When Wines Elementary kindergartener Peter Eldon invited friends to his birthday party in  December, he asked his friends to give donations to the Washtenaw Intermediate School District’s Education Project For Homeless Youth instead of presents for him.

He was able to drop off toys, books and gift cards valued at close to $200 to The Education Project.

“Peter was literally skipping with joy after dropping the donation off,” says his mother, Huron High School English teacher Aimee Grant.

Then Grant had an idea.

“I felt that if a kindergartner could come up with this good idea, then my student could also come up with something impactful,” she says.

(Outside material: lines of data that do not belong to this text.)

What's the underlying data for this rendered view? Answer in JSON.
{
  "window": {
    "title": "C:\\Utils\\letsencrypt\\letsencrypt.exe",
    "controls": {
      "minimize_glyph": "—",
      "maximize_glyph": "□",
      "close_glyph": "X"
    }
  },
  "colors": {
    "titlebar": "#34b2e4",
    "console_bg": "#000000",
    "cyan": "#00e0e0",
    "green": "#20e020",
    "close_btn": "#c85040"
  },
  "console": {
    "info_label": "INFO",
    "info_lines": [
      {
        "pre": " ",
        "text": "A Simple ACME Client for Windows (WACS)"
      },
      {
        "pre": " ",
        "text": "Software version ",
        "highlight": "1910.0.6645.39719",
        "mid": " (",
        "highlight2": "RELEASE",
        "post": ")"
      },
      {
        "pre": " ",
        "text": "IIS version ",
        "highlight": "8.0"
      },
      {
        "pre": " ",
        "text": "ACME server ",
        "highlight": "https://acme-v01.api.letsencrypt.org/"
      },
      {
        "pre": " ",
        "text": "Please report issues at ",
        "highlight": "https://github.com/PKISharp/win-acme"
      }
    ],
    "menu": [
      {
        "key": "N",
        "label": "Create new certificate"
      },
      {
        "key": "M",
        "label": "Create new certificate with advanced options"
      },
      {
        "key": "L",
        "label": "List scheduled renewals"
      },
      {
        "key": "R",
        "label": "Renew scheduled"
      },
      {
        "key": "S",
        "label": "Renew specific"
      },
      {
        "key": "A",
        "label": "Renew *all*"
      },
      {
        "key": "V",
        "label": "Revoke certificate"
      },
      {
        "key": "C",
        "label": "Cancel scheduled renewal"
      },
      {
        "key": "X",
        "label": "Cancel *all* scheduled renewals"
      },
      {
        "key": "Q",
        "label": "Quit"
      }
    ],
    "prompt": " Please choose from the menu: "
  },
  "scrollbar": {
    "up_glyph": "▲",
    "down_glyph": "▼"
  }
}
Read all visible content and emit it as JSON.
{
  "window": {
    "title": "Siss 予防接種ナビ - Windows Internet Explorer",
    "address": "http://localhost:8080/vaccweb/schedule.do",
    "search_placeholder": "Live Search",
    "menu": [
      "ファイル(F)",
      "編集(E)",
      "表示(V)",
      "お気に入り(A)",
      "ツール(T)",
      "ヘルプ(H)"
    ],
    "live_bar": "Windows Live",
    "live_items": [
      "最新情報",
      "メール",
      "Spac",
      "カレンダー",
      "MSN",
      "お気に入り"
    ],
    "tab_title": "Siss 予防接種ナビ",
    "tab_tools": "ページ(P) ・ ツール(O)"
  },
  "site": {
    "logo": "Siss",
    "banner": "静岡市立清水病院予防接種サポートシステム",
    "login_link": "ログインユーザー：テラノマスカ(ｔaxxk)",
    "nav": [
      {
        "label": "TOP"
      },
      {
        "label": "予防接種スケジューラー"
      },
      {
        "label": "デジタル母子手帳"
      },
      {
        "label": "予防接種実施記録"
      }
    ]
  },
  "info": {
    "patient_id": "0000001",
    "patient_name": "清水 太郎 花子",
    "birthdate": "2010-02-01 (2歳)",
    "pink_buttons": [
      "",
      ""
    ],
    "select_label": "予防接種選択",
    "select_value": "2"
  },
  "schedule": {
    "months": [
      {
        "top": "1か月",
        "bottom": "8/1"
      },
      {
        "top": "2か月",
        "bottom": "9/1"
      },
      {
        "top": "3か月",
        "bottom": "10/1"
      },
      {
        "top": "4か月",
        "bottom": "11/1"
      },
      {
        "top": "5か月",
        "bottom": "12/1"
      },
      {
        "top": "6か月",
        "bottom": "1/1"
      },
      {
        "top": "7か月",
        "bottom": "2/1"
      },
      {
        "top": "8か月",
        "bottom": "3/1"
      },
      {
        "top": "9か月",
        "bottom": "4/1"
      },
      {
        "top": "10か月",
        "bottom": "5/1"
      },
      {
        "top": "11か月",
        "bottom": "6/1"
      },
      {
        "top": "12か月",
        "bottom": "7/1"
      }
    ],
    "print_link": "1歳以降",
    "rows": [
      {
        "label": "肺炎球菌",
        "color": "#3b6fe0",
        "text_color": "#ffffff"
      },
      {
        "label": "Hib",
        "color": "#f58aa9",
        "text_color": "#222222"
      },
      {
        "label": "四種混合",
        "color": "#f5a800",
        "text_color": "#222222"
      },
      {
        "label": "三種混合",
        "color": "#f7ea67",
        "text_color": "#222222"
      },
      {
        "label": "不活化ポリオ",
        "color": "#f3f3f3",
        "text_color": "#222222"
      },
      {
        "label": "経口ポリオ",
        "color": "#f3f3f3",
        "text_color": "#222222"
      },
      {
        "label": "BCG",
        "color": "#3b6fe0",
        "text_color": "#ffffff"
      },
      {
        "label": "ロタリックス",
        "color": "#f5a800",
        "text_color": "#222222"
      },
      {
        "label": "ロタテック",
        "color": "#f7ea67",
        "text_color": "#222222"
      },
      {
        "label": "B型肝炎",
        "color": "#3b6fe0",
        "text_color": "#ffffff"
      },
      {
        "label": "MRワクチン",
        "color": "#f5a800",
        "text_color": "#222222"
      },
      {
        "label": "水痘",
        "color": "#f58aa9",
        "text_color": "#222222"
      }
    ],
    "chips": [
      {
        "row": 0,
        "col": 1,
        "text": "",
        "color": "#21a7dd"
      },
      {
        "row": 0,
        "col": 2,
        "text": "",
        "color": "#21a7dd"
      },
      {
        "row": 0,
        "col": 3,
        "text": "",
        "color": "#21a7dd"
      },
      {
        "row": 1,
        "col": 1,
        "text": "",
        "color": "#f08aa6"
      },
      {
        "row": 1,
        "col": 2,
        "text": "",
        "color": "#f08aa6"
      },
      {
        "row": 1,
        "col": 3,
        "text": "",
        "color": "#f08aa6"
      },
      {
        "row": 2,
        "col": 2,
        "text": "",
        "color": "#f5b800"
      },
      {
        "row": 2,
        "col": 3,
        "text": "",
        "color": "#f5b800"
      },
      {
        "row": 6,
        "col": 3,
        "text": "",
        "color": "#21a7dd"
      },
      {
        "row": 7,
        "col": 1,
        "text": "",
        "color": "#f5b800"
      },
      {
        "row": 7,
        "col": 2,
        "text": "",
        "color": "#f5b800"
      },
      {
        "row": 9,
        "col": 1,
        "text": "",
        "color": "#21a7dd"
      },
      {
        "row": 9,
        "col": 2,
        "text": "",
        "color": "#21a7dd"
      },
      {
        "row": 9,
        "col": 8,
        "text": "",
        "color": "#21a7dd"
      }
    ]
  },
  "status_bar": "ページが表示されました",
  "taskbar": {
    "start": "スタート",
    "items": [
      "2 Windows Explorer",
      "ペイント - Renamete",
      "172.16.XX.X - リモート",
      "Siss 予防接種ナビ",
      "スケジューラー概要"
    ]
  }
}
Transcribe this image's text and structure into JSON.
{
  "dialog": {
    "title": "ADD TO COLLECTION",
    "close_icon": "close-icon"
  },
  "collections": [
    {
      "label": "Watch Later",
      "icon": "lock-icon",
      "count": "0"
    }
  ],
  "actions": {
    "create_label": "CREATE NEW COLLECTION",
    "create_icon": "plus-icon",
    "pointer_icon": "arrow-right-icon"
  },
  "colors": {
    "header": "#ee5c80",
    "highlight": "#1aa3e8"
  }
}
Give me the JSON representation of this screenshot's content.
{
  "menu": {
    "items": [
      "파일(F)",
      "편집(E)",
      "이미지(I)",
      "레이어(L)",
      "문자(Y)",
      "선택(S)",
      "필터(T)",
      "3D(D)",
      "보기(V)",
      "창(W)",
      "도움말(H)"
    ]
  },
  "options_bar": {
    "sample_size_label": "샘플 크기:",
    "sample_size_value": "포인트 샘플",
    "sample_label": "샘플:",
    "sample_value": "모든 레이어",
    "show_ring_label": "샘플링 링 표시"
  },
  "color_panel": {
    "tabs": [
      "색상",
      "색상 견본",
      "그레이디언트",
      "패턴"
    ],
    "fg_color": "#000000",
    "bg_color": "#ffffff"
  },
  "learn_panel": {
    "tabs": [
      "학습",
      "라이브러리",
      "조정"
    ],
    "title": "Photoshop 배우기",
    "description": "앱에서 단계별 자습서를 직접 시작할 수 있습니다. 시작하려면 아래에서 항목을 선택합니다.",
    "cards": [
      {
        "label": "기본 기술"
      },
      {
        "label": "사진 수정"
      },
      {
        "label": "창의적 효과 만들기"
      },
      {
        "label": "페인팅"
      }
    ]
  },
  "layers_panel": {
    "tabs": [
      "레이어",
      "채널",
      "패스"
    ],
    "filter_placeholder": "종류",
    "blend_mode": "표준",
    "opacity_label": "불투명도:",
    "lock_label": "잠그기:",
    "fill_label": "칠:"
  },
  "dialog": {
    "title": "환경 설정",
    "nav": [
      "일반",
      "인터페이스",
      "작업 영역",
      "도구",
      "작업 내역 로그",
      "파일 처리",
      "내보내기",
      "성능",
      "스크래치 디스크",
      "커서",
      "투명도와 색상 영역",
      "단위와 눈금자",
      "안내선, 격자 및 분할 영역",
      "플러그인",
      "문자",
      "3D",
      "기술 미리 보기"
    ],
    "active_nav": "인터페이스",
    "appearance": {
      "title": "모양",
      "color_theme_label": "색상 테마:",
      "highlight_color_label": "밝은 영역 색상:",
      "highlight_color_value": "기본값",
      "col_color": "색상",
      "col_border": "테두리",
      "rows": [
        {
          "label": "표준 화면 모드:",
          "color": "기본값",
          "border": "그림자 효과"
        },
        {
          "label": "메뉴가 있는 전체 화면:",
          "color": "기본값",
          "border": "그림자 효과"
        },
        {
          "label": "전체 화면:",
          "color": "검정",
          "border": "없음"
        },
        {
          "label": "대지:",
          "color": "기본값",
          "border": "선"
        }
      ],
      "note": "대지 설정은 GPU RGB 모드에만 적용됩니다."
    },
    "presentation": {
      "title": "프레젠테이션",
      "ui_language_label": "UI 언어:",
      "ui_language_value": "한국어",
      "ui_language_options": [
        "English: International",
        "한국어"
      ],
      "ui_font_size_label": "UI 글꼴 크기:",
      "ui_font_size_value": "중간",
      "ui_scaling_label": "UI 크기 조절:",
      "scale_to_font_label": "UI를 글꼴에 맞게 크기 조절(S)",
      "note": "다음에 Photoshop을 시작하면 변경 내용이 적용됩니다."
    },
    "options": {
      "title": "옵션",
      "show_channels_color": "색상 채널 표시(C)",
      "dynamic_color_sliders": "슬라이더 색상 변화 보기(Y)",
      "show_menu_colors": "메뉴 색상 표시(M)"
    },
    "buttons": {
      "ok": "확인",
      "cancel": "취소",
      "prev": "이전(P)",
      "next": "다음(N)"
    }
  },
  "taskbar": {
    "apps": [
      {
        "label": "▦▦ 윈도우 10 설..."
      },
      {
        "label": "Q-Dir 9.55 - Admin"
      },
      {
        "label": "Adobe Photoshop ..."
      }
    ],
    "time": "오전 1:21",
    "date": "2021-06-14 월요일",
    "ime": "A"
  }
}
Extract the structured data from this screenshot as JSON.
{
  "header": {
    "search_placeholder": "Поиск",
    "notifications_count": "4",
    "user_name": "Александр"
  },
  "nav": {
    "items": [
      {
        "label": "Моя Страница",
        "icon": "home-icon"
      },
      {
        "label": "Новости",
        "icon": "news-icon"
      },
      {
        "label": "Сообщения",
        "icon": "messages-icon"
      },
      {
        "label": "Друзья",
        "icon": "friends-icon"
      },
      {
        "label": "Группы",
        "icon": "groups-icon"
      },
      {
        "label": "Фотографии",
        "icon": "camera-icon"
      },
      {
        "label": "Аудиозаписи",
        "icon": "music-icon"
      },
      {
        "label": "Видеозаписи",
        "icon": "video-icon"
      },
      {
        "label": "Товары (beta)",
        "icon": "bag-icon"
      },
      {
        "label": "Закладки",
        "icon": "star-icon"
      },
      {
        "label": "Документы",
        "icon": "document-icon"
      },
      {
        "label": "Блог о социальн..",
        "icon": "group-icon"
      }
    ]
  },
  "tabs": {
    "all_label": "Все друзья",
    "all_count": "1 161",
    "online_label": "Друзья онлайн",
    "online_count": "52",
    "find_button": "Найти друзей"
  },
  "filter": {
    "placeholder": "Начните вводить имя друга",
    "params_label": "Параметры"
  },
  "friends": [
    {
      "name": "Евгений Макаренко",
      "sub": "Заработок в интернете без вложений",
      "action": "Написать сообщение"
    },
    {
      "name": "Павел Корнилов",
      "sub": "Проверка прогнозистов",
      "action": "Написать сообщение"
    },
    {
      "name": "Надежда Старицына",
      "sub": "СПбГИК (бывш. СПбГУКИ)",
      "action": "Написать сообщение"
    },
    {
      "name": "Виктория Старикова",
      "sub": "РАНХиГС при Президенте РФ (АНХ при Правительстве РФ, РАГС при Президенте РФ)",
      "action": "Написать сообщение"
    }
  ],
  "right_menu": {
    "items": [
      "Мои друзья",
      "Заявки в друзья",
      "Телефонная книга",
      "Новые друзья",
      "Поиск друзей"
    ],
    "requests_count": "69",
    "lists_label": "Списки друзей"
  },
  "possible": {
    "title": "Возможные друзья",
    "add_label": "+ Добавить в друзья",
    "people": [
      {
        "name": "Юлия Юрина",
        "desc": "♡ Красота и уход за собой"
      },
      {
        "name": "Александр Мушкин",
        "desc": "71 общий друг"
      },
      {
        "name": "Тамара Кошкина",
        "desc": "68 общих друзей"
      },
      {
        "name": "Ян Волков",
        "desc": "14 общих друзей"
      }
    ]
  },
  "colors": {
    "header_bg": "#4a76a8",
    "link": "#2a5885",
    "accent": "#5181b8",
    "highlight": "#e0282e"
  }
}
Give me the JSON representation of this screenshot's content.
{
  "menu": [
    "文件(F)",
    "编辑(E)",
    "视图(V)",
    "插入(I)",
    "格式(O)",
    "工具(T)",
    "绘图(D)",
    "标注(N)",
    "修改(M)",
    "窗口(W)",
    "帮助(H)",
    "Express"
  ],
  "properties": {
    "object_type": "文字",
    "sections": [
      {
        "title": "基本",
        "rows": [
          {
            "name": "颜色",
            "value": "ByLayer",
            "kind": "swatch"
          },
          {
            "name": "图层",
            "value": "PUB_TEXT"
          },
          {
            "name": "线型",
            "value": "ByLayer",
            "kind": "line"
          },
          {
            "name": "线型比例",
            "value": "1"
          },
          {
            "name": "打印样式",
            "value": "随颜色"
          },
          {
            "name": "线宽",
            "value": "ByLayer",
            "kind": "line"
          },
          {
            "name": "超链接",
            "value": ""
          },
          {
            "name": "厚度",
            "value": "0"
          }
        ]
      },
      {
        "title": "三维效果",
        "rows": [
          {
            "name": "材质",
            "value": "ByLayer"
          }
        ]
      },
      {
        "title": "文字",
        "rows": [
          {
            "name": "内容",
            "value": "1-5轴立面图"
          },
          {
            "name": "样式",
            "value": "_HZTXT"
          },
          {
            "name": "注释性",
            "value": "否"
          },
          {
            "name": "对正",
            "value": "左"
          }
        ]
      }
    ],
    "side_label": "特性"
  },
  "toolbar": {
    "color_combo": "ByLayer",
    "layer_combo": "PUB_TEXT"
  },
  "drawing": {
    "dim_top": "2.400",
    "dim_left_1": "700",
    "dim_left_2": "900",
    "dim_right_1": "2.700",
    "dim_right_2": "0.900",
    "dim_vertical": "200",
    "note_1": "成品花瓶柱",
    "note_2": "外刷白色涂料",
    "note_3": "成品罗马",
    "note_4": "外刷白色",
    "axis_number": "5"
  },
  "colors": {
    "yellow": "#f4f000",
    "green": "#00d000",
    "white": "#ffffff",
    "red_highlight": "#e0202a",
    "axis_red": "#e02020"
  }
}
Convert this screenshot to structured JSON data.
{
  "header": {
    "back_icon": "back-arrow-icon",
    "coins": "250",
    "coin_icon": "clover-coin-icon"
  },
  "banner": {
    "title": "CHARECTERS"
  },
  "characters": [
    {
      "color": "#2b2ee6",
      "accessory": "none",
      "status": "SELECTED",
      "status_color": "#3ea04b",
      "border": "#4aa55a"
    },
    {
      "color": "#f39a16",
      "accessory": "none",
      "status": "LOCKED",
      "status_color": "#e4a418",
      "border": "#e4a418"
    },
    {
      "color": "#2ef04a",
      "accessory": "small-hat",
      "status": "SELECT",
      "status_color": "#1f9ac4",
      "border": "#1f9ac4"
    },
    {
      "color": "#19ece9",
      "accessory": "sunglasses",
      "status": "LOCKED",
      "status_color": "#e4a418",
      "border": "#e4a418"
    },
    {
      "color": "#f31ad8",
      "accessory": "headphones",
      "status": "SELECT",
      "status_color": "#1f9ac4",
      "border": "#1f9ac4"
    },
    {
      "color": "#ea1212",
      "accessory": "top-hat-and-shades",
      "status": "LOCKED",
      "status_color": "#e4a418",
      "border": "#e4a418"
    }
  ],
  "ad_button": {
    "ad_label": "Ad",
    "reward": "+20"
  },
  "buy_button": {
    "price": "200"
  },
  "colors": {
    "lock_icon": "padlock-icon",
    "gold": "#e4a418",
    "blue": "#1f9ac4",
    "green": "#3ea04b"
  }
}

So Grant asked her students in her two IB MYP English 10 classes to identify a social issue in a book they’d read and then find a corresponding group that addressed the needs of those impacted by the social issue.

Before long, they were up and running.

For example, Celia Kent, Kevin Zheng, and Maddie O’Leary sold ribbons to raise money for KIVA/Empowering Women.

Gray Snyder, Isabel Berg, Anthony Van, Miguel Buendia, and Ben Schaedig volunteered as a group for several hours to sort books and CDs for Kiwanis.


Altogether, the students:

  • Raised $1,933 for charities
  • Volunteered 23 hours
  • Donated three boxes of food and one box of household goods
  • Sent 25 emails for social issues

Charities included: Food Gatherers, Freedom House Detroit, Doctors Without Borders, Girls on the Run, Department of Veteran’s Affairs, ACLU, Women’s Refugee Commission, Kenyan Urithi Education Fund, KIVA/Empowering Women Project, and Kiwanis.

(L to R) Michael Herbin, Hubert Zhang, Kara Lindstrom, and Alexis Joslin prepare to volunteer at Food Gatherers.

“I’m really proud of the impact this project had on my students,” says Grant. “It’s a wonderful feeling to see so many young people coming together to help others.